You know those movie scenes in which our hero is moving downriver in a boat, only to suddenly happen upon an enormous waterfall? We have to watch while the hero frantically paddles upstream or makes for the nearest bank--or falls over the edge, limbs flailing in the void. Well, that's not what's going to happen to Sanofi-Aventis.

So says CEO Chris Viehbacher (photo), who told Reuters that its anti-clotting med Lovenox may be falling off the patent cliff soon, but Sanofi has already been planning for an alternate route downstream. "It will have a hit on sales but for us [Lovenox] is not a growth platform for the future," Viehbacher said on the sidelines of the World Economic Forum in Davos. "[W]e essentially built into our 2013 guidance the appearance of a non-substitutable generic. If there weren't a generic ... it would be an upside for the business."

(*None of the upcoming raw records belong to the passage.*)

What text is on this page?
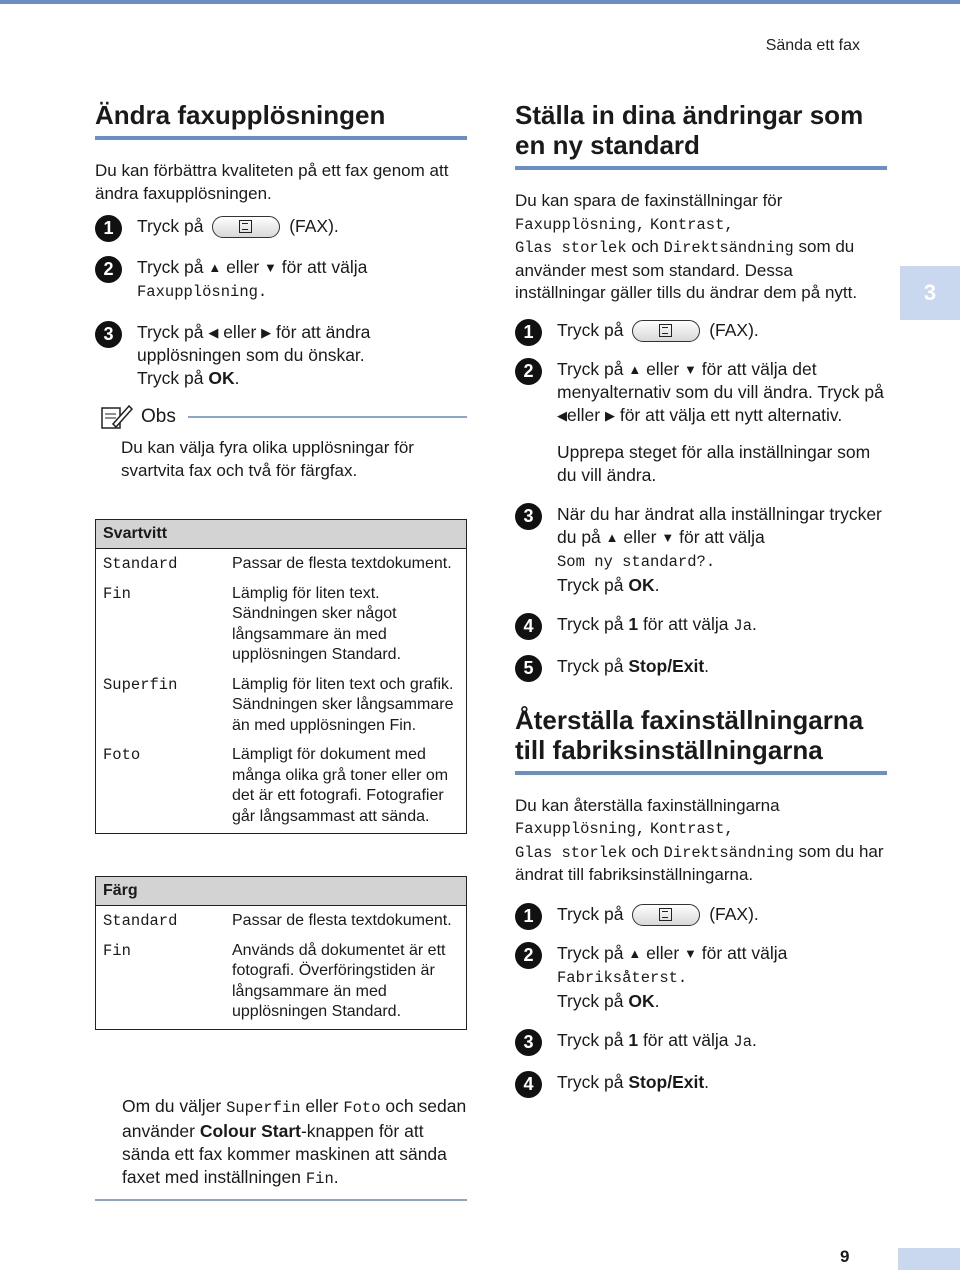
Sända ett fax
Ändra faxupplösningen

Du kan förbättra kvaliteten på ett fax genom att ändra faxupplösningen.

1	Tryck på	(FAX).
2	Tryck på ▲ eller ▼ för att välja
Faxupplösning.
3	Tryck på ◀ eller ▶ för att ändra upplösningen som du önskar.
Tryck på OK.
Obs
Du kan välja fyra olika upplösningar för svartvita fax och två för färgfax.
Svartvitt	
Standard	Passar de flesta textdokument.
Fin	Lämplig för liten text. Sändningen sker något långsammare än med upplösningen Standard.
Superfin	Lämplig för liten text och grafik. Sändningen sker långsammare än med upplösningen Fin.
Foto	Lämpligt för dokument med många olika grå toner eller om det är ett fotografi. Fotografier går långsammast att sända.
Färg	
Standard	Passar de flesta textdokument.
Fin	Används då dokumentet är ett fotografi. Överföringstiden är långsammare än med upplösningen Standard.
Om du väljer Superfin eller Foto och sedan använder Colour Start-knappen för att sända ett fax kommer maskinen att sända faxet med inställningen Fin.
Ställa in dina ändringar som en ny standard

Du kan spara de faxinställningar för
Faxupplösning, Kontrast,
Glas storlek och Direktsändning som du använder mest som standard. Dessa inställningar gäller tills du ändrar dem på nytt.

1	Tryck på	(FAX).
2	Tryck på ▲ eller ▼ för att välja det menyalternativ som du vill ändra. Tryck på ◀eller ▶ för att välja ett nytt alternativ.
Upprepa steget för alla inställningar som du vill ändra.
3	När du har ändrat alla inställningar trycker du på ▲ eller ▼ för att välja
Som ny standard?.
Tryck på OK.
4	Tryck på 1 för att välja Ja.
5	Tryck på Stop/Exit.
Återställa faxinställningarna till fabriksinställningarna

Du kan återställa faxinställningarna
Faxupplösning, Kontrast,
Glas storlek och Direktsändning som du har ändrat till fabriksinställningarna.

1	Tryck på	(FAX).
2	Tryck på ▲ eller ▼ för att välja
Fabriksåterst.
Tryck på OK.
3	Tryck på 1 för att välja Ja.
4	Tryck på Stop/Exit.
3
9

Why a non-substitutable generic? Because Lovenox is a complex biological drug, Viehbacher said, and regulators will have to carefully study any copies to make sure they're safe and effective. And because it's a complex drug, it may not be subject to the usual generic substitution at the pharmacy; doctors would have to prescribe copycat forms by name.

The complexity hasn't deterred generics makers from promising to launch their versions, and soon. Novartis has been saying that it's confident of eventual FDA approval of its form of Lovenox, developed with partner Momenta Pharmaceuticals. Other companies looking for FDA approval for their Lovenox copies are Teva Pharmaceutical Industries, and a Watson Pharmaceuticals partnership with Amphastar.